Faced with fierce opposition to the pact domestically, the Swiss Cabinet said it would break off talks and seek an alternative way forward.
Ms Adye told Express.co.uk: “The recent discussions between the EU and Switzerland have a very familiar feeling to all those who have been involved in Brexit negotiations.
“Just as they did with the UK, the EU is trying to force their agenda onto Switzerland, with no regard for national sovereignty.”
Boris Johnson has been urged to join forces with Switzerland against Brussels
She added: “This is nothing new for the Swiss, and their resilience in the face of EU threats shows we have a great deal to learn from them in how to deal with Brussels for the decades to come.
“The EU bureaucrats see themselves as the dominant force in Europe, to whom all should bow down before.”

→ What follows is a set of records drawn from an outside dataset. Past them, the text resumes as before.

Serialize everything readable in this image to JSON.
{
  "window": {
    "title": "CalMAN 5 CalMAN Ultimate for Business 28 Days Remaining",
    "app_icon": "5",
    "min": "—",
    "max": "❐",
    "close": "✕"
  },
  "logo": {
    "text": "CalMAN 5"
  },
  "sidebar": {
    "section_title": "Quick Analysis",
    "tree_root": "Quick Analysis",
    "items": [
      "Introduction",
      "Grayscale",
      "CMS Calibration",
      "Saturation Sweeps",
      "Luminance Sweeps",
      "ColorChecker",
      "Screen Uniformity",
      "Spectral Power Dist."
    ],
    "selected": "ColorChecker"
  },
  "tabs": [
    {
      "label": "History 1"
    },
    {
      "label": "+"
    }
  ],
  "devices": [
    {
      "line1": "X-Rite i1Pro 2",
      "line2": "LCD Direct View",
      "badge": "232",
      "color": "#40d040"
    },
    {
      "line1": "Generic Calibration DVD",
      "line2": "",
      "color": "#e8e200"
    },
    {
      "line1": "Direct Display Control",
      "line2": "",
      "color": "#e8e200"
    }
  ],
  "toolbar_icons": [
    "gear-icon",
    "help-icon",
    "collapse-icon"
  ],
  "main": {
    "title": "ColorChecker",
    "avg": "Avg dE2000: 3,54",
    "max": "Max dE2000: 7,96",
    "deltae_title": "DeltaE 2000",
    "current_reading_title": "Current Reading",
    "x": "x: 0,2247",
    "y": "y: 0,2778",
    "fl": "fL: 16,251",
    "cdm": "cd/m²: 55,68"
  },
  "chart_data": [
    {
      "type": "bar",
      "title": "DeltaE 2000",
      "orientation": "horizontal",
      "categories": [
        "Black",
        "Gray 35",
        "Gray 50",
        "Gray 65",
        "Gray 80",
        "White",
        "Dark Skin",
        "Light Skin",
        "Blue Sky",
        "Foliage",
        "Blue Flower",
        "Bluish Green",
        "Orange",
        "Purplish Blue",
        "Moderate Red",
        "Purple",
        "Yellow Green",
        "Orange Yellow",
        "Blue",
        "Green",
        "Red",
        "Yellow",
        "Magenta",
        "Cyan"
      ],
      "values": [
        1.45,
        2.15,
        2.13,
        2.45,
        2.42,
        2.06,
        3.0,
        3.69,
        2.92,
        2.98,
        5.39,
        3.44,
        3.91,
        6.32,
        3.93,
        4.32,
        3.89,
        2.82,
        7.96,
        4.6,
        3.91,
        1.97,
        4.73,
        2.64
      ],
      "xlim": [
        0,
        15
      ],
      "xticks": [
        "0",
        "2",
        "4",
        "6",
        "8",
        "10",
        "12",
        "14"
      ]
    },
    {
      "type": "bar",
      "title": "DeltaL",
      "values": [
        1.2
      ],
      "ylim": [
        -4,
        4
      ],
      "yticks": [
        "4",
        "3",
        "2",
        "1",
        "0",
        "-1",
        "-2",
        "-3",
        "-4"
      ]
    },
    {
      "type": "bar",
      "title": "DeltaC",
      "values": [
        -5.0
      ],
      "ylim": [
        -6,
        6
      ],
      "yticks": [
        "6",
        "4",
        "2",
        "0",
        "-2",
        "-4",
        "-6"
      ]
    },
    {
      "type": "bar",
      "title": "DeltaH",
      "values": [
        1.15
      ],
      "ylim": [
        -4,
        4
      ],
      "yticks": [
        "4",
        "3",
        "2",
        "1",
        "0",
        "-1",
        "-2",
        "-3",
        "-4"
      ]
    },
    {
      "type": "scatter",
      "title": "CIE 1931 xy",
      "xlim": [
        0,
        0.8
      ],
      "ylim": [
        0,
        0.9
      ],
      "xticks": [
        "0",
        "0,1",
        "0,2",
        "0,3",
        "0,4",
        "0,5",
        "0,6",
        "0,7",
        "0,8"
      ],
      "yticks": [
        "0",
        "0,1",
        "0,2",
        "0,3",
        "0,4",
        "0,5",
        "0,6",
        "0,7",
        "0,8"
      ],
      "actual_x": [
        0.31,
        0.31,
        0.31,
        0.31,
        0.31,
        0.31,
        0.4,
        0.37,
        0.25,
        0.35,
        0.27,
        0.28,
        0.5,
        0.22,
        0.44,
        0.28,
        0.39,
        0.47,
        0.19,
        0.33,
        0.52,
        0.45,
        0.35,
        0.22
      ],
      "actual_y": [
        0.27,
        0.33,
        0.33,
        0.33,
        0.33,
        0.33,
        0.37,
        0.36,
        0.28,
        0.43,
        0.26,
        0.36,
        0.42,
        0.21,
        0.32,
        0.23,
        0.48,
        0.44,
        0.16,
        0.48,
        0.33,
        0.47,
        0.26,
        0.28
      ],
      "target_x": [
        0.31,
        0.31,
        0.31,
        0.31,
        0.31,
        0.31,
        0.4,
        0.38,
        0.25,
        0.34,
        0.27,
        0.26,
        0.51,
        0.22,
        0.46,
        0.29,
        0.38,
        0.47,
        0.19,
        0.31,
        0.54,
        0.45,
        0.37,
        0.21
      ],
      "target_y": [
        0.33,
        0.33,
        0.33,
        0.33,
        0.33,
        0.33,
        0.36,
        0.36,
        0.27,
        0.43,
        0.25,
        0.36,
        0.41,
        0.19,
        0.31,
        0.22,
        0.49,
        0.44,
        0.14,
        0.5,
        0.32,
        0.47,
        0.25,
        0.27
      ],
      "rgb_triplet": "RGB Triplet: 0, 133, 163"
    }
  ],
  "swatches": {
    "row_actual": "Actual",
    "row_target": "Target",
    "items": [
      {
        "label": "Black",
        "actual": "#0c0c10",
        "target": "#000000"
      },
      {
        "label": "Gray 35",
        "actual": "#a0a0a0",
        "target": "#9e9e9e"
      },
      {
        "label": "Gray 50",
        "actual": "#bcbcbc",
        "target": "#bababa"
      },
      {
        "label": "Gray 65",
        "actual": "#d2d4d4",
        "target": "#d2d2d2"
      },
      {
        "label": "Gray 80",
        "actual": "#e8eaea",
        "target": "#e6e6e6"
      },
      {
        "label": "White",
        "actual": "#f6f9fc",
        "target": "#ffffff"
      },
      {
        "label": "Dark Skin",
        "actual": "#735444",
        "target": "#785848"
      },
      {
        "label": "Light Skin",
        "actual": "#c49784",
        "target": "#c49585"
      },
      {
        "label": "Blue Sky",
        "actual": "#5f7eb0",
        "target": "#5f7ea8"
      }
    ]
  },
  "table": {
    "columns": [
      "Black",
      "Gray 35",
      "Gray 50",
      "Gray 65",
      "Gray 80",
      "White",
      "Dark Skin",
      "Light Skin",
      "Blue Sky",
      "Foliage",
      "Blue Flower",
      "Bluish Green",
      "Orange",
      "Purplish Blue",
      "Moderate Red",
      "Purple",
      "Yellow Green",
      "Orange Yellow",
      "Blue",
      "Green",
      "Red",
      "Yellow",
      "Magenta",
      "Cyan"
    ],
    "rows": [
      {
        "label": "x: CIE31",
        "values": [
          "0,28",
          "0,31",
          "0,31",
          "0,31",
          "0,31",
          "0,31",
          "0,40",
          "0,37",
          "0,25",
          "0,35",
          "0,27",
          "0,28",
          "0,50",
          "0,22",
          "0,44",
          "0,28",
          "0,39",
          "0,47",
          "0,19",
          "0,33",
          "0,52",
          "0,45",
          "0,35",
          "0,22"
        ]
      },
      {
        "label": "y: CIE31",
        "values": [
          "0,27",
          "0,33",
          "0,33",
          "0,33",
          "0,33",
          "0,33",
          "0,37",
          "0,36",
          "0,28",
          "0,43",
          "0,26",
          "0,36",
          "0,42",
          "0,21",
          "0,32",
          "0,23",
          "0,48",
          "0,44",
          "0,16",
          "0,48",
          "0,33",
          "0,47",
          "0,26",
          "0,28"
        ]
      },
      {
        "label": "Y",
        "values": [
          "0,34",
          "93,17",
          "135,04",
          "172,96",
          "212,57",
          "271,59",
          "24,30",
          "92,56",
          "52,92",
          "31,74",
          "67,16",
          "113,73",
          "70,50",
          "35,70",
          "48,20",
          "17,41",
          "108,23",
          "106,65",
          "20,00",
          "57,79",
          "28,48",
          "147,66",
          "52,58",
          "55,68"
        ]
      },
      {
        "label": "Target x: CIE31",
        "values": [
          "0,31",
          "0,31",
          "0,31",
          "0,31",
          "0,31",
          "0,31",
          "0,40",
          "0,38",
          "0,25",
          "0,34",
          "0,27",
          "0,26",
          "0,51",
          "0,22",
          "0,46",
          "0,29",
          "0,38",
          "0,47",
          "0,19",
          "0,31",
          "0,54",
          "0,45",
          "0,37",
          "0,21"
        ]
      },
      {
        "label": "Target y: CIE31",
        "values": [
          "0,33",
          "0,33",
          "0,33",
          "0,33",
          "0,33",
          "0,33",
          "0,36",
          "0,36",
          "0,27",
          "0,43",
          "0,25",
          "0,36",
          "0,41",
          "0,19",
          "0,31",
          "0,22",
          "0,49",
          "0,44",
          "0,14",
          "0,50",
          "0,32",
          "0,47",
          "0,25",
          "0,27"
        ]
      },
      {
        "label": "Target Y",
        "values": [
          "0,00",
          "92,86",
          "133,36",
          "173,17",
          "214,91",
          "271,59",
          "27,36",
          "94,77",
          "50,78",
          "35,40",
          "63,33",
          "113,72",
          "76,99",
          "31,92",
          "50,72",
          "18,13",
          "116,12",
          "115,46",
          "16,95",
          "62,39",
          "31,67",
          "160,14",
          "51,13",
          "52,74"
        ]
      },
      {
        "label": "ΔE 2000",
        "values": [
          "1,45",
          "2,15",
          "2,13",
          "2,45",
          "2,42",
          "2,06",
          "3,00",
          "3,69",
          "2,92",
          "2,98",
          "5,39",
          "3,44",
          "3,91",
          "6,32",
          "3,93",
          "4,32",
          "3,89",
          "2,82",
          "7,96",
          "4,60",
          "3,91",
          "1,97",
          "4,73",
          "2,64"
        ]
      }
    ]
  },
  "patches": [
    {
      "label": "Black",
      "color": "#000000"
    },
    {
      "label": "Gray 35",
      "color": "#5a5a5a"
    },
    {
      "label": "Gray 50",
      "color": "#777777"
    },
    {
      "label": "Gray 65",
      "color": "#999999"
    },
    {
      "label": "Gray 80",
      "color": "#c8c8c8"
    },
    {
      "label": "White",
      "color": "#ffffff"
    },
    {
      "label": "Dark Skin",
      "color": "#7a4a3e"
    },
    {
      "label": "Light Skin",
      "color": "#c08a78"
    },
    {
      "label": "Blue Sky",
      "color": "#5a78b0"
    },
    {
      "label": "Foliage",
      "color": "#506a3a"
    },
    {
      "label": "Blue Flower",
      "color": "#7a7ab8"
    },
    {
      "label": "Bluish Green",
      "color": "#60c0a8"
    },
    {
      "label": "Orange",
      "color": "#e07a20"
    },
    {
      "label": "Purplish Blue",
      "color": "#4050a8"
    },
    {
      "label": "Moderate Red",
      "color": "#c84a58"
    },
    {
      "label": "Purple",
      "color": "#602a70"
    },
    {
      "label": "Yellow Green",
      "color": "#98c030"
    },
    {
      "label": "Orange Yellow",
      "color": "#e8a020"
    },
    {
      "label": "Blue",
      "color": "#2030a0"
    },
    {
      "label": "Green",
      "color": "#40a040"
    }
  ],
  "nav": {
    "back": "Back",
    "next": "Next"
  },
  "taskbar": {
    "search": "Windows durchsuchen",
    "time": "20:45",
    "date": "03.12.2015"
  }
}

Ms Adye said: “This is a narrative the UK should work with Switzerland to destroy.
“It couldn’t be further from the truth and the more both countries stand up to Brussels, the more other member states will see the fragility and pettiness of the EU.”
Bern said substantial differences remained on key aspects of the agreement - including on the free movement of people, EU citizens' access to Swiss social benefits, and state aid.
Speaking on Wednesday, a Swiss Government spokesman said: "The Federal Council today took the decision not to sign the agreement, and communicated this decision to the EU.
“This brings the negotiations on the draft of the InstA (treaty) to a close.”
EU-Swiss economic ties are currently governed by more than 100 bilateral agreements stretching back to 1972, which remain in effect.
However, walking away from a deal could over time disrupt and ultimately jeopardise Switzerland's de facto membership in the EU common market which - unlike Britain which made an unruly exit from the bloc - Bern is keen to maintain.
The failure to strike a deal means Switzerland is excluded from any new access to the single market, such as an electricity union or health cooperation.
Speaking at a news conference on Wednesday, Swiss President Guy Parmelin said: "We are opening a new chapter in our relations, hopefully a fruitful one.”
Brussels has been pushing for a decade for a treaty which would see the Swiss adopt changes to single market rules.
It would also have provided a more effective way to resolve disputes.
A statement issued by the European Commission, led by President Ursula von der Leyen, said: "Without this agreement, this modernisation of our relationship will not be possible and our bilateral agreements will inevitably age.”
Switzerland’s Foreign Minister Ignazio Cassis admitted there would be disadvantages for Switzerland, but insisted erosion of the existing bilateral accords would happen slowly.
He added: "That gives us time to react with mitigation measures.”